You should not confuse virtualization with multitasking, multi-core, or hyper-threading.

  • With multitasking, there is a single operating system and several programs running at the same time. With virtualization, you can have several OSes running in parallel, each with several programs running where each OS runs on a virtual machine – the OS thinks it is running on a completely independent computer.
  • With multi-core, there is a single processor which has more than one physical processor inside. For example, a computer with one dual-core processor behaves like a computer with two CPUs installed working under symmetrical multi-processing (SMP) – the cannot be used independently. The OS is run by the first CPU and additional cores must be used by the same OS.
  • With hyper-threading, a dual-core CPU can be seen by the OS as a quad-core CPU. These additional processors cannot run separate OSes so for all intent and purposes, has the same effect as the multi-core technology.

The advantage of implementing VT in a CPU is that they have new instruction sets for control virtualization and managing software with the virtual machine monitor can be simpler resulting in improved performance over software-based solutions.

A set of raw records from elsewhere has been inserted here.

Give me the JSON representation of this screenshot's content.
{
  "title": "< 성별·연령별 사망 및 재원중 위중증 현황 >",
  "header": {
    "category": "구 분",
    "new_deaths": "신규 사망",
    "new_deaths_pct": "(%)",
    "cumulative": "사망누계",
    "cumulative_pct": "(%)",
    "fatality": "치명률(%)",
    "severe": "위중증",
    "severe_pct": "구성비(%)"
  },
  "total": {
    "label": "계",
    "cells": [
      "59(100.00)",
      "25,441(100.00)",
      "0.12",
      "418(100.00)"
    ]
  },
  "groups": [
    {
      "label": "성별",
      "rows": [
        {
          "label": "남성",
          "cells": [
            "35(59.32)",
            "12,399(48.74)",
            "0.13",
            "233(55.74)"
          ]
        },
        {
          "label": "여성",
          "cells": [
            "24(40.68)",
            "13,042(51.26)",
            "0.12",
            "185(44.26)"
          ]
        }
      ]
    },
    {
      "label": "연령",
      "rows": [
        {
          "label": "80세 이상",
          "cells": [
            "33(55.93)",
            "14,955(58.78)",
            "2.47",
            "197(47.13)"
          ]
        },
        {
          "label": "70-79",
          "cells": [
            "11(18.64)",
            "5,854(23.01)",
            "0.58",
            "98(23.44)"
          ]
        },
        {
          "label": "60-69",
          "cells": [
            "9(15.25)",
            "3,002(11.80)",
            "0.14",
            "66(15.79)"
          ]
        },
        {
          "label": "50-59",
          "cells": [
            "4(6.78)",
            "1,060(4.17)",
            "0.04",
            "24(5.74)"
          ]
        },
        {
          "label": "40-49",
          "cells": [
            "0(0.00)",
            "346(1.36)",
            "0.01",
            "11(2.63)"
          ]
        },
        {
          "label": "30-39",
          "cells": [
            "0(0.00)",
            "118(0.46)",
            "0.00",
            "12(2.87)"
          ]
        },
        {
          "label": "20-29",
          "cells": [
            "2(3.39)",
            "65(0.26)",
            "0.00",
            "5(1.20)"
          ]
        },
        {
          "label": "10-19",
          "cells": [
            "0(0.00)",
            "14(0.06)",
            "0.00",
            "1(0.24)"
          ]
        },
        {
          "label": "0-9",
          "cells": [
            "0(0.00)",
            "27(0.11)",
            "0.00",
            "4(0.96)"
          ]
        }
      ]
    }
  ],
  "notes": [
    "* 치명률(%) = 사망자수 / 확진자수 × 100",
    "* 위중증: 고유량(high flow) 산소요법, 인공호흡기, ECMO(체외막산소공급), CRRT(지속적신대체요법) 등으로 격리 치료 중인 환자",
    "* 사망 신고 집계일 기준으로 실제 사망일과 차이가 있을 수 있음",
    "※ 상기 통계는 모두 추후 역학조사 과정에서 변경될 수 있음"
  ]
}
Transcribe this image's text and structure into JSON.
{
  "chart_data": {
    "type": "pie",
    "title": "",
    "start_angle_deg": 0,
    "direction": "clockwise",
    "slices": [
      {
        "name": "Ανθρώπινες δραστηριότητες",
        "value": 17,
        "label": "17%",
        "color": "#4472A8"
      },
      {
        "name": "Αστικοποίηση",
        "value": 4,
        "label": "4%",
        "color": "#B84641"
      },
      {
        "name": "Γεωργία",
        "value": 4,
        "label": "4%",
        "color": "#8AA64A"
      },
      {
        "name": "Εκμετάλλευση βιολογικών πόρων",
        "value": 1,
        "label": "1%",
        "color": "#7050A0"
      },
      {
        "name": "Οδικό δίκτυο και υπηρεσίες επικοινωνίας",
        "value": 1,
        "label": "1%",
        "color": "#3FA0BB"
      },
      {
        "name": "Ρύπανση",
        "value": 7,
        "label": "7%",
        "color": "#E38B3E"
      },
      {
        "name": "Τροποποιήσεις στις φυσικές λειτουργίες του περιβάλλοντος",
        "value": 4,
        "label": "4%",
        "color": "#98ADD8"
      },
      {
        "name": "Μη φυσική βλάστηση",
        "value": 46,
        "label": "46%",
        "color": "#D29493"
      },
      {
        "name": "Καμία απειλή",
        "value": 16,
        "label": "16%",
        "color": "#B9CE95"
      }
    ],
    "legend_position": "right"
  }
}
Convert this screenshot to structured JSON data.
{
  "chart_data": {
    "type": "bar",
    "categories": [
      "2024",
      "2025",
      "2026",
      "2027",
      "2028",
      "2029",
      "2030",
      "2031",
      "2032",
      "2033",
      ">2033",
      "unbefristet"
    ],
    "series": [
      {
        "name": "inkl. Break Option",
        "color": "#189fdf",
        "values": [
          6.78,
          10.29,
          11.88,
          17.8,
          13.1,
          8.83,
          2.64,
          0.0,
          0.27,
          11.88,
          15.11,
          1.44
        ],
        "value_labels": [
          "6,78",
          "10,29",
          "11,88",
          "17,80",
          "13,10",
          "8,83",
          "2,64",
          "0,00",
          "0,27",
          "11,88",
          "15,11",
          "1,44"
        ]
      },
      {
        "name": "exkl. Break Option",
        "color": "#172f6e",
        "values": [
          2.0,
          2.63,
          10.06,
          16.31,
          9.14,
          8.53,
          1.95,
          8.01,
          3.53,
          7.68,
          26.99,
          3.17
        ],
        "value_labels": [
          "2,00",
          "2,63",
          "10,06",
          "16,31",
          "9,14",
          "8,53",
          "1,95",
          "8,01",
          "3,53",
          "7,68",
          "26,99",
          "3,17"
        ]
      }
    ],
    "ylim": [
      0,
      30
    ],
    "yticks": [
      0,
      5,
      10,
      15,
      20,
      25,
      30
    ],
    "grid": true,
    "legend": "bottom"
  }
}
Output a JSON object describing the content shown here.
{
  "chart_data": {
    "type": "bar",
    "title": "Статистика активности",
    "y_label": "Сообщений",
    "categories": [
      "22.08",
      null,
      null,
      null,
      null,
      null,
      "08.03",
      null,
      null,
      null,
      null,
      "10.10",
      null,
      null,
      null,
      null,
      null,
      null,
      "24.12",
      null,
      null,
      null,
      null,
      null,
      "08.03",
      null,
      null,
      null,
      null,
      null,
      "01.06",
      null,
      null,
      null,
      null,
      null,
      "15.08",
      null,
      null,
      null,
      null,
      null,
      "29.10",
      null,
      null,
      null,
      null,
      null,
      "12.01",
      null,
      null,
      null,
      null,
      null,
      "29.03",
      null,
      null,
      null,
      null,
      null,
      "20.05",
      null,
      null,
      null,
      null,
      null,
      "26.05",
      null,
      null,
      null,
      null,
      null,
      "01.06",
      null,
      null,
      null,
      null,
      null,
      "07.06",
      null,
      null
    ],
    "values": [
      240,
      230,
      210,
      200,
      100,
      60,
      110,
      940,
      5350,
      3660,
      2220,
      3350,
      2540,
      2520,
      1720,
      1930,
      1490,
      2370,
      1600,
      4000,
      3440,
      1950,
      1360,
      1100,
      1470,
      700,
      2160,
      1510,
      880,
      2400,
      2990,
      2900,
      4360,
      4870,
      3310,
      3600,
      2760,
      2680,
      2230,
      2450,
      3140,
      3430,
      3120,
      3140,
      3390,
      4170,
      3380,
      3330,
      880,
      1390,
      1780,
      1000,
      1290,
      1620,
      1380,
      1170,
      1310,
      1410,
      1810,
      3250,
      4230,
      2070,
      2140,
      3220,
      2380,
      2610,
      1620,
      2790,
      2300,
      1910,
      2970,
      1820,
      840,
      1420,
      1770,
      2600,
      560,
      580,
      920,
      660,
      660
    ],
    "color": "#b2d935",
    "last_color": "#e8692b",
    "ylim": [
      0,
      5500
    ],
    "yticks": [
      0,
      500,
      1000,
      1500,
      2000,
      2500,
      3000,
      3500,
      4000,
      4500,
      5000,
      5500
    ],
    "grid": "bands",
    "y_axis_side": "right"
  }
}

Enabling hardware virtualization

You enable hardware virtualization with the 1E BIOS to UEFI Advanced task sequence step. To do this:

  1. From the Properties menu, choose 1E BIOS to UEFI Advanced Settings
    Enabling hardware virtualization in the BIOS
  2. On the Virtualization tab.
    1. Tick the Enable Data Execution Prevention checkbox – must be enabled for virtualization. It segregates areas of memory as non-executable where the processor will refuse to execute code residing in these areas. It is used to prevent certain types of malicious software, such as a buffer overflow attack, from taking over your computer by injecting their code into another program's data storage area and running it from within. 
    2. Tick the Enable Virtualization Technology (VT-x) checkbox – Intel's technology for virtualizing the x86 and Intel x64 platforms.
    3. Tick the Enable Virtualization Technology for Direct I/O (VT-d) checkbox – Intel's technology for directed I/O which makes it possible for a guest OS to directly access a PCI device, such as a network interface card, using the Input/Output Memory Management Unit (IOMMU).
    4. Tick the Enable Intel Trusted Execution Technology (TXT) checkbox – it ensures the authenticity of a platform and is OS.
      • VT-x, VT-d, TPM must already be be enabled
      • An admin password may be required on some models
      • Intel TXT is not supported with Device Guard – do not enable if you are using Device Guard

Limitations

  1. When virtualization is enabled in the BIOS, some machines must be powered-down – they may report that virtualization is enabled when it isn't. 
  2. On some HP models (like HP EliteBook 840 G2), you must have a restart between enabling TPM and enabling TXT virtualization. If TPM is already enabled prior to running the TS, you can simply enable TXT virtualization.
    1. On such machines, the TxT option can be enabled in another Advanced Settings step after a restart in the TS (when the second '1E BIOS to UEFI' step restart the machine). Like this:
  3. If you enable TXT on Dell machines without first enabling TPM, it results in a BIOS error on a restart caused by a BIOS mis-configuration. To overcome this, ensure you enable TPM before TXT.